Марко Данилыч опять промычал неведомо что.
– Знаю, что кондрашка тебя прихватил, еще на Унже пали мне о том вести, – говорил меж тем Корней Прожженный. – Что, язык-то не двигается?.. Ну да ничего – ты молчи, ваше степенство, а говорить я стану с тобой. Было время – быком ревел, на нашего даже брата медведем рычал, а теперь, видно, что у слепого кутенка, не стало ни гласа, ни послушания.
Марко Данилыч только храпел, глядя на присевшего к нему на кровать Корнея, о чем тот прежде и подумать бы не посмел.
– Я, ваше степенство, теперича за другим расчетом к тебе пришел, – продолжал Корней Евстигнеев. – Лучше меня самого знаешь дела мои. Дела, за какие в Сибирь на каторгу ссылают… Кто велел мне орошинского приказчика Ефима Волчанина избить? Письмо-то вашей милости у меня цело… Утопил я Волчанина, сделал в аккурат, а особого награжденья не получил. Забыл, видно? А как на Низу поддельные документы мы с тобой сбывали – и это, видно, забыл? А как обобрали сытнинскую купчиху Молодцову – тоже запамятовал? А как до смерти угорело у тебя двое молодцов, чтоб только расстаться тебе с ними и чтоб они дел твоих на суде не показали? Печи-то ведь я по твоему приказу топил. Пропадать так пропадать, зато уж и ты, ежель выздоровеешь, – пропадешь… Понял дело? Двести тысяч подавай!
Собравшись с последними силами, Марко Данилыч испустил было крик, но так тихо, так беззвучно, что никто и не слыхал его. Беспомощным лежал грозный некогда Смолокуров перед Корнеем. Что думал он в то время, один Бог его знает, но злобно глядел он померкающими очами на нахала приказчика.
– Сегодня прынцесса твоя воротилась, значит, завтра и не то послезавтра она с заволжским твоим приятелем вскроют сундук-от, тогда мне полушки не получить. Так разочтемся же теперь.
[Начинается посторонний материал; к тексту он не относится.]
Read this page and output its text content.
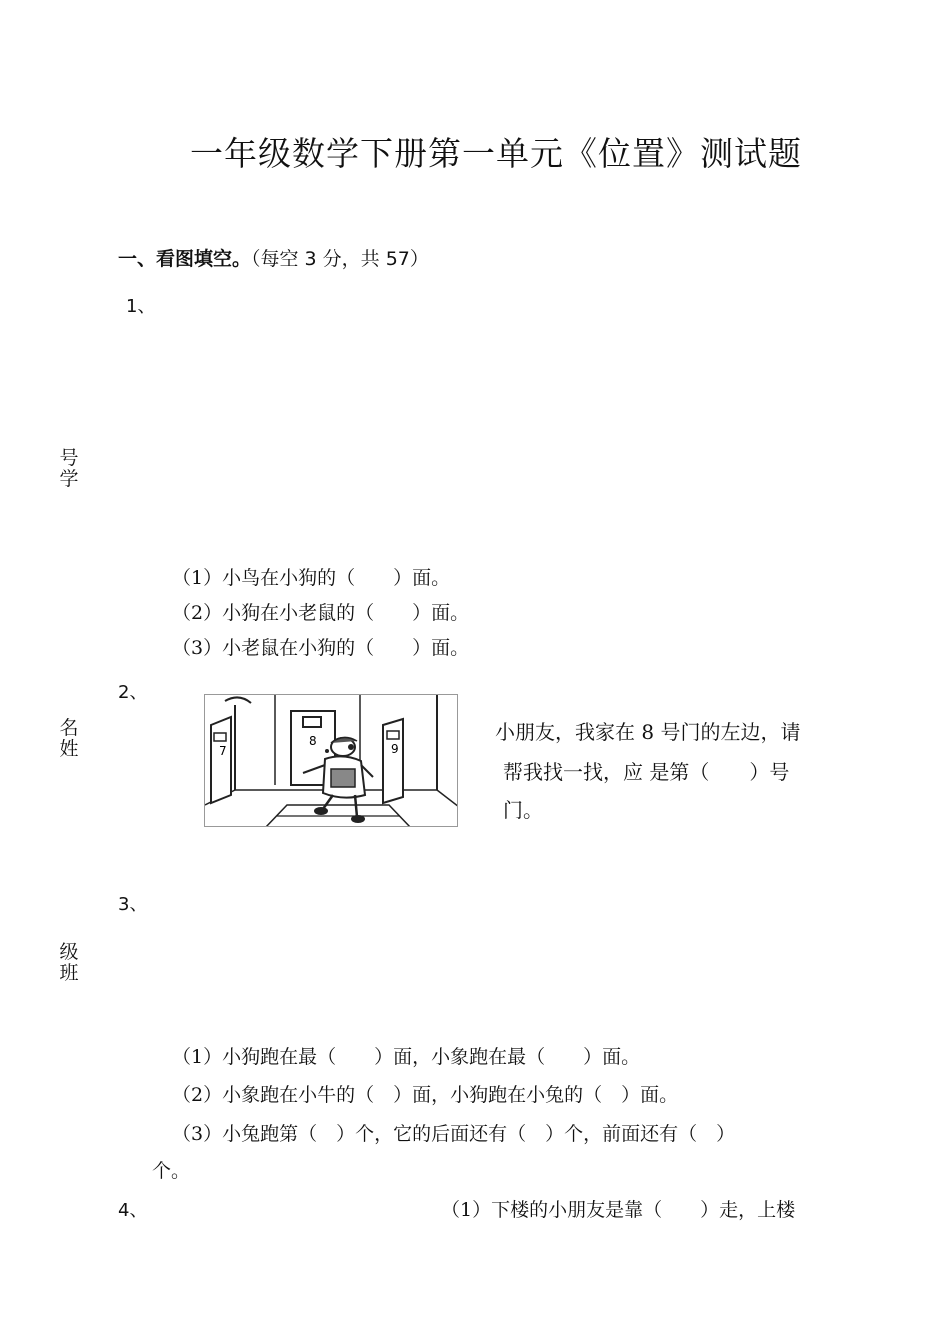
一年级数学下册第一单元《位置》测试题
一、看图填空。（每空 3 分，共 57）
号学
名姓
级班
1、
（1）小鸟在小狗的（　　）面。
（2）小狗在小老鼠的（　　）面。
（3）小老鼠在小狗的（　　）面。
2、
7
8
9
小朋友，我家在 8 号门的左边，请
帮我找一找，应 是第（　　）号
门。
3、
（1）小狗跑在最（　　）面，小象跑在最（　　）面。
（2）小象跑在小牛的（　）面，小狗跑在小兔的（　）面。
（3）小兔跑第（　）个，它的后面还有（　）个，前面还有（　）
个。
4、	（1）下楼的小朋友是靠（　　）走，上楼
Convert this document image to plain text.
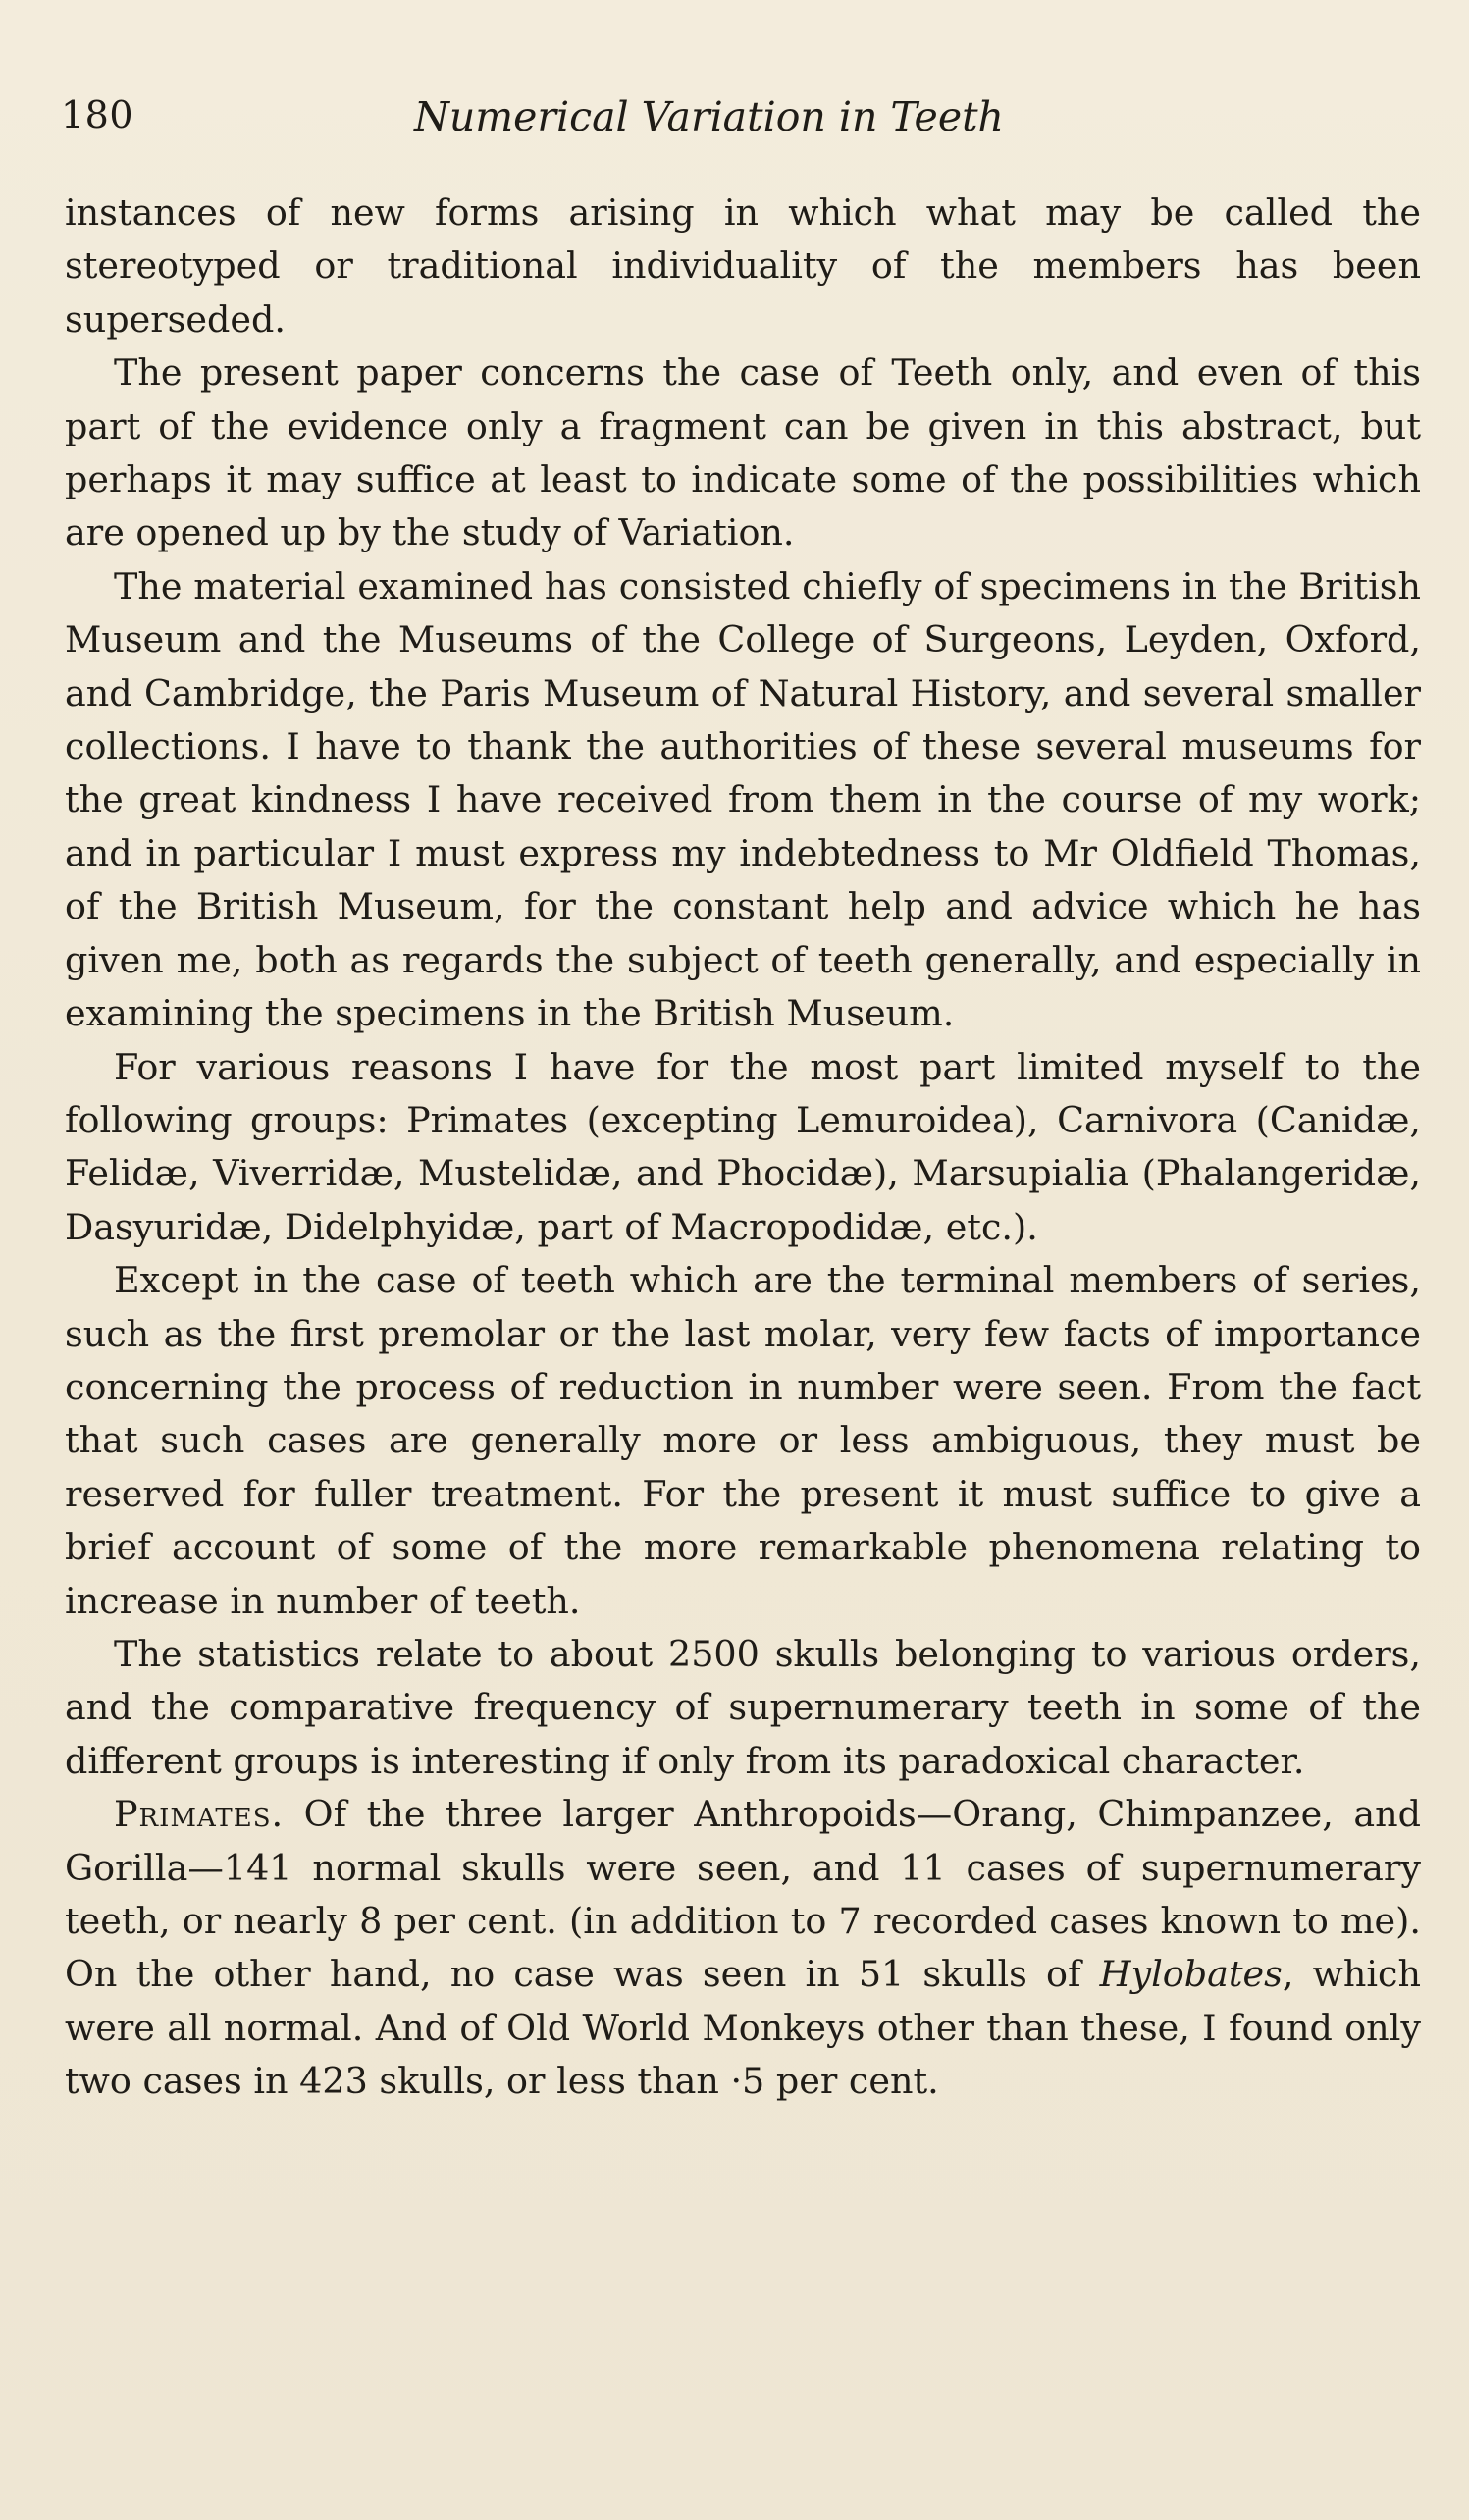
180	Numerical Variation in Teeth

instances of new forms arising in which what may be called the stereotyped or traditional individuality of the members has been superseded.

The present paper concerns the case of Teeth only, and even of this part of the evidence only a fragment can be given in this abstract, but perhaps it may suffice at least to indicate some of the possibilities which are opened up by the study of Variation.

The material examined has consisted chiefly of specimens in the British Museum and the Museums of the College of Surgeons, Leyden, Oxford, and Cambridge, the Paris Museum of Natural History, and several smaller collections. I have to thank the authorities of these several museums for the great kindness I have received from them in the course of my work; and in particular I must express my indebtedness to Mr Oldfield Thomas, of the British Museum, for the constant help and advice which he has given me, both as regards the subject of teeth generally, and especially in examining the specimens in the British Museum.

For various reasons I have for the most part limited myself to the following groups: Primates (excepting Lemuroidea), Carnivora (Canidæ, Felidæ, Viverridæ, Mustelidæ, and Phocidæ), Marsupialia (Phalangeridæ, Dasyuridæ, Didelphyidæ, part of Macropodidæ, etc.).

Except in the case of teeth which are the terminal members of series, such as the first premolar or the last molar, very few facts of importance concerning the process of reduction in number were seen. From the fact that such cases are generally more or less ambiguous, they must be reserved for fuller treatment. For the present it must suffice to give a brief account of some of the more remarkable phenomena relating to increase in number of teeth.

The statistics relate to about 2500 skulls belonging to various orders, and the comparative frequency of supernumerary teeth in some of the different groups is interesting if only from its paradoxical character.

Primates. Of the three larger Anthropoids—Orang, Chimpanzee, and Gorilla—141 normal skulls were seen, and 11 cases of supernumerary teeth, or nearly 8 per cent. (in addition to 7 recorded cases known to me). On the other hand, no case was seen in 51 skulls of Hylobates, which were all normal. And of Old World Monkeys other than these, I found only two cases in 423 skulls, or less than ·5 per cent.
Двести тысяч подавай, не то сам возьму… Давай ключи-то!
Не может ни слова сказать Марко Данилыч.
– А не то так, пожалуй, мы и прынцессу твою к уголовщине прицепим, – продолжал Корней. – Из Фатьянки-то всех фармазонов забрали, ищут и тамошнюю барыню Алымову. Не сегодня, так завтра и она будет за железной решеткой сидеть. А ведь всем известно, что твоя дочка с ней уехала – шабаш, что ли, ихний справлять, аль другое что. Верно говорю. Сгниет твоя прынцесса в остроге, и сундук ей впрок не пойдет… Все на суде расскажу. Давай же делиться. Где ключи-то? Под подушкой, что ли?
И полез рукой под подушку умиравшего.
Напрягши какие оставались силы, Марко Данилыч поднял было здоровую руку, но она упала и осталась неподвижною.
Отведенная Патапу Максимычу комната была рядом со спальней Марка Данилыча. Заволжский тысячник, проснувшись, услыхал говор. Голос мужской. «Кому бы это быть?» – подумал Чапурин и, накинув халат, босой вошел к больному и увидел Прожженного, запустившего руку под подушку.
Оторопел Корней. Хотя был он и моложе и гораздо сильней Чапурина, хоть после и нашли при нем стальной сахарный топорик, однако он остолбенел и стал у кровати как вкопанный.